Yesterday the brick wall of a personal future toppled down right on me (disappointment, fear, hurt feelings and anxiety).  The good news is that it eventually crushed and broke me. 

I have long experience with surrender.  Mostly I fight it off with all I've got and 'win'.  (NOT.)   But regardless of whether it's forced on me by inner or outer circumstances, an actual surrender is gold to someone as strong and willful as I am.  To the extent that I couldn't follow my usual path (suppressing everything in the interest of efficiency with work), I experienced a bona fide miracle.  I felt free - free of ambition, free of desire for anything more than honestly expressing myself.  And the wholeness of this experience was delicious beyond words. 

Storms come and storms go.  Maybe next time I'll remember to stop fighting everything that doesn't look like 'my plan'.   Letting go would be great but 'we're' not at that level. 

no filters

no filters





Go Big or Go Bust: Day 141 (on getting a little sick of myself and ... hope!)

I have an admission to make: though I started off very gung-ho about this Go Big or Go Bust blog, my feelings about it are changing.  One of our kids asked what it's all about and I had to be honest.  "I'm not sure anymore. I'm getting a little sick of myself."   

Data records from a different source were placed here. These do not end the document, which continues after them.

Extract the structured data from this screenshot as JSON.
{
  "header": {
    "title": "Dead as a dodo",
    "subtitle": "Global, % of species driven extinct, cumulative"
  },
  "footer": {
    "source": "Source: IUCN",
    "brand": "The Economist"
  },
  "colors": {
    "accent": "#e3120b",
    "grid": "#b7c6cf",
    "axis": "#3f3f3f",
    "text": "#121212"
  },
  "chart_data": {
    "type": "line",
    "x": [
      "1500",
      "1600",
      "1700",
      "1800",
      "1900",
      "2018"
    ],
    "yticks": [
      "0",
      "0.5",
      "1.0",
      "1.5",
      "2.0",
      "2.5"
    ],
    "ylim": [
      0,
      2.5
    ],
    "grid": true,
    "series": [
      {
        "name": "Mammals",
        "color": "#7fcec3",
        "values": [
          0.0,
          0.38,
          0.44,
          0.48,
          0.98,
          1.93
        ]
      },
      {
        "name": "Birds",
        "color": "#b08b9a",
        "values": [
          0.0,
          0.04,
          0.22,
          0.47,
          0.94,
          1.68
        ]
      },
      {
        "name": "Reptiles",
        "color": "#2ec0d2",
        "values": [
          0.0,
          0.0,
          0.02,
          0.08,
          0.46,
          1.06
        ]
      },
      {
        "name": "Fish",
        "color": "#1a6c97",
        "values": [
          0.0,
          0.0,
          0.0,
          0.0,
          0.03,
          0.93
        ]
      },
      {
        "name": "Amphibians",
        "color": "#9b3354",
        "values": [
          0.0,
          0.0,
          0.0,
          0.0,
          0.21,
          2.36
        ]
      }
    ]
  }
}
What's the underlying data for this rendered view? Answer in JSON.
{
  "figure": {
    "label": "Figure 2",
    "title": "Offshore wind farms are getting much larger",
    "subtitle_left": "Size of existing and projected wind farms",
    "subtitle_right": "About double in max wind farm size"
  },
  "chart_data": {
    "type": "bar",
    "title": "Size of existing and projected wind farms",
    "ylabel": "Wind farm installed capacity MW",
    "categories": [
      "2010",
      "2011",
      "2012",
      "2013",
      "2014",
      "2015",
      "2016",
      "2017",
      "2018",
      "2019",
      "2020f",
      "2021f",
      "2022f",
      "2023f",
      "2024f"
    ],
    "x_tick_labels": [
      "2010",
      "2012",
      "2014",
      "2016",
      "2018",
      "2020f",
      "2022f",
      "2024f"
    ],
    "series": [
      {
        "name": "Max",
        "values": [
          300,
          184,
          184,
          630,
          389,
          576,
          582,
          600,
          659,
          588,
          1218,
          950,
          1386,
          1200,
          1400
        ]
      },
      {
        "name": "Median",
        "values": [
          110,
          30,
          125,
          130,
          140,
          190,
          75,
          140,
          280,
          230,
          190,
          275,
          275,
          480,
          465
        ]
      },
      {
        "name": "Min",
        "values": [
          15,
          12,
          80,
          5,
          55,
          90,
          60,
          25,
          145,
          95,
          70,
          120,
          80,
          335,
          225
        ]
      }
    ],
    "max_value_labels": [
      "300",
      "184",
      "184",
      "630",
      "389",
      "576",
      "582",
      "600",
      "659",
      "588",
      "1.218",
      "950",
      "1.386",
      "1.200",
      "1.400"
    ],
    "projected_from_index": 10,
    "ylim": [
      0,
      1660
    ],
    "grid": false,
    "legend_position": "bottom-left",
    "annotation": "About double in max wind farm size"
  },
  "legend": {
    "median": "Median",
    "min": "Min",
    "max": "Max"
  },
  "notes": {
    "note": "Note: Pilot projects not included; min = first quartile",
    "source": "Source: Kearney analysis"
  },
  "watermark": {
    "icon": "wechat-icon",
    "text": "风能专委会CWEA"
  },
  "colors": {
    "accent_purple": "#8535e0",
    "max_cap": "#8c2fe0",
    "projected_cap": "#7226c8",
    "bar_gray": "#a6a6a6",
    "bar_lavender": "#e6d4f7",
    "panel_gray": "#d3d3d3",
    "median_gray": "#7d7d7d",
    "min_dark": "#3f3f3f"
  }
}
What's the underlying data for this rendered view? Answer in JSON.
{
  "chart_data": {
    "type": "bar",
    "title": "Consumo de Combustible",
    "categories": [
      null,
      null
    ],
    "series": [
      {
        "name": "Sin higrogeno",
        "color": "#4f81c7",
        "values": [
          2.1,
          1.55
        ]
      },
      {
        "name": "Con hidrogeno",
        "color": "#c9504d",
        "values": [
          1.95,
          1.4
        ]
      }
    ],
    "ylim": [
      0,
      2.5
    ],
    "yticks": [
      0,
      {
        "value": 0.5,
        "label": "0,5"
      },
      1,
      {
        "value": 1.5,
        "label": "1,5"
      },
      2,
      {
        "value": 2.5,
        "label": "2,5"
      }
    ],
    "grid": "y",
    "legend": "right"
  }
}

And then just this afternoon, at the post office, Lynn Singer, whom I've known but have rarely seen for thirty-plus years, was in line two people ahead of me.  Eventually we got to talking and she mentioned the multi-media experience she's about to launch online.  She was practically pounding on the table you're supposed to fill out your forms on: "Thoughts create reality! We're all hugely creative beings! Our job here is to unblock the mind and spirit." How could I not get excited: "When can I buy it??" Lynn was a little vague: "Soon." It's called Breaking Into Brilliance

So tonight I'm thinking that my job may be to recognize that The Louise Log is already big, that I don't have to struggle and slave away to get somewhere. My job is to let go of my age-old idea that scrimping and saving and working my fingers to the bone is the path to success. I thought I had let go if it ... with all my great affirmations. Guess there's room for improvement.